The Bank of England now expects inflation to peak at 11 per cent this October
However, the Bank of England said that the government’s relief on energy bills meant costs would be less of a driver of inflation than before.
And while the rise is bad news for mortgage holder, it’s good news for savers.
Martin Lewis took the news to Twitter and explained how the rise in interest rates will affect savers.
His post read: “Bank of England‘s just increased UK base rates by 0.5% points from 1.75% to 2.25%. Highest since 2008.
“SAVINGS many won’t pass rise on, be prepared to switch.
“With savings, the key is the top rate and top fixes will go up. So wait a day or two for new rate to be factored in, then check your savings, and if it is crap ditch and switch.”
A rate rise is generally good news for savers especially after a long stretch of getting very low rates on their money.
Anyone currently getting a low rate on their savings account will find that it is now worth moving their money.
However, along with low rates, high inflation can erode away the value of any savings you have.
So if you have £ 100 in the bank this year and inflation is 10%, the real spending power of that money is reduced to £ 90 next year.
But rate rises do see banks pass on higher rates to savers – though they are usually much slower to act than with passing on higher rates for borrowing.
However, there are decent rates available and it’s vital that savers check any existing account they have, because not every savings account has improved, as some deals can pay as little as 0.01%.
For example, right now savers could bag 4% in interest with a two year fixed rate savings account, according to MoneyFacts.
And those looking for an easy access account, which allows unlimited cash withdrawals could get 2.1% back in interest on their savings.

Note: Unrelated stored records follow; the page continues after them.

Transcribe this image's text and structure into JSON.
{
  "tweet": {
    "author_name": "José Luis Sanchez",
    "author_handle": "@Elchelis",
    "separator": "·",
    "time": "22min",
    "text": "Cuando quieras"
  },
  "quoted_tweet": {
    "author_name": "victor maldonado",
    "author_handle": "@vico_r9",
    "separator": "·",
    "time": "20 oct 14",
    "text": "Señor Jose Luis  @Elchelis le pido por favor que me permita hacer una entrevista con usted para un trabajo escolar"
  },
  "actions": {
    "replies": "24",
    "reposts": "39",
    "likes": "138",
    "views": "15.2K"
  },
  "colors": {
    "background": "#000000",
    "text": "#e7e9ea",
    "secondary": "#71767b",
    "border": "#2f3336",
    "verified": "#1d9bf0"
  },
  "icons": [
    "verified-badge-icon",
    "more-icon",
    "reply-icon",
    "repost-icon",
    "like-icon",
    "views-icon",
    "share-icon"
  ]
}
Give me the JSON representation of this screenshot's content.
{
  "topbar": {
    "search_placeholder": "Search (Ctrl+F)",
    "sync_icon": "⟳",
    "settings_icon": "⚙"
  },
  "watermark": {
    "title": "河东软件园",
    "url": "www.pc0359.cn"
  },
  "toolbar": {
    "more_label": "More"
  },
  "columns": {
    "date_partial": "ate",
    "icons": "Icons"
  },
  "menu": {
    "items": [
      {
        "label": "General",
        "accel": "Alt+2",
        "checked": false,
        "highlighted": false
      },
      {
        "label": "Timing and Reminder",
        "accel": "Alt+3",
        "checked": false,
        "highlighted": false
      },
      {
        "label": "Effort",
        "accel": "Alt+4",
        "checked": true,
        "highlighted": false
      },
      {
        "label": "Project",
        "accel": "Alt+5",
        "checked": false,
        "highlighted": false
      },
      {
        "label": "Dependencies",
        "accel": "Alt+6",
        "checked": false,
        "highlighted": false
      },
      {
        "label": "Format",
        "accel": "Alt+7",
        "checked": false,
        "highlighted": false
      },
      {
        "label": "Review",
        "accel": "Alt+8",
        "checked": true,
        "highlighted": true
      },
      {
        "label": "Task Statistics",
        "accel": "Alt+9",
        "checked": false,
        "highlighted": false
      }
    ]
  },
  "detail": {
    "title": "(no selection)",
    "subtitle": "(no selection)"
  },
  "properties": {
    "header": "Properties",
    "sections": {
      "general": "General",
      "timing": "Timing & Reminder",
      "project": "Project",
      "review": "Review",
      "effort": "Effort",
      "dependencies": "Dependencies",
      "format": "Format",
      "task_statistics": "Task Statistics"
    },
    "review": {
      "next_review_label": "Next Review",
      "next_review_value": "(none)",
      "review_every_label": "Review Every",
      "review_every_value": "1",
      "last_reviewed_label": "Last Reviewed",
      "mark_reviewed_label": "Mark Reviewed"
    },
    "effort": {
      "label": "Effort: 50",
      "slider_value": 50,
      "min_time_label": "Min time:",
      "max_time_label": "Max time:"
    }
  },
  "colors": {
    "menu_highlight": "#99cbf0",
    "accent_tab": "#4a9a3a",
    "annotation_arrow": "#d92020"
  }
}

Rates are likely to creep over the next few days so it’s worth keeping a close eye on them.
Martin Lewis also explained how the rise in interest rates affects mortgage holders.
Ditch the ISA for a better saver
With today’s personal savings allowance a saver would only be taxed on their savings if they had £ 65,000 or more in the bank – so it’s unwise to open a cash ISA right now.
You could bag up to £ 32,000 for free from the government if you max out this savings account over the long-term.
A Lisa is savings account for anyone aged 18-49 – you can put in up to £ 4,000 a year until you’re 50, and the government adds an additional 25% bonus on top.
But you can only use the money you save to either buy your first home or at retirement, or you’ll forfeit the bonus.
How can I bag the best savings rates?
Use comparison sites. Rachel Springall, finance expert at Moneyfacts.co.uk previously told The Sun: “Comparison sites are a quick way to compare the top rates.
“Savers can even search by how much they are looking to put aside and how long they are prepared to lock it away.”
With your current rates in mind, don’t waste time looking at individual banking sites to compare rates – it’ll take you eternity.
These sites let you tailor your searches to an account type that suits you.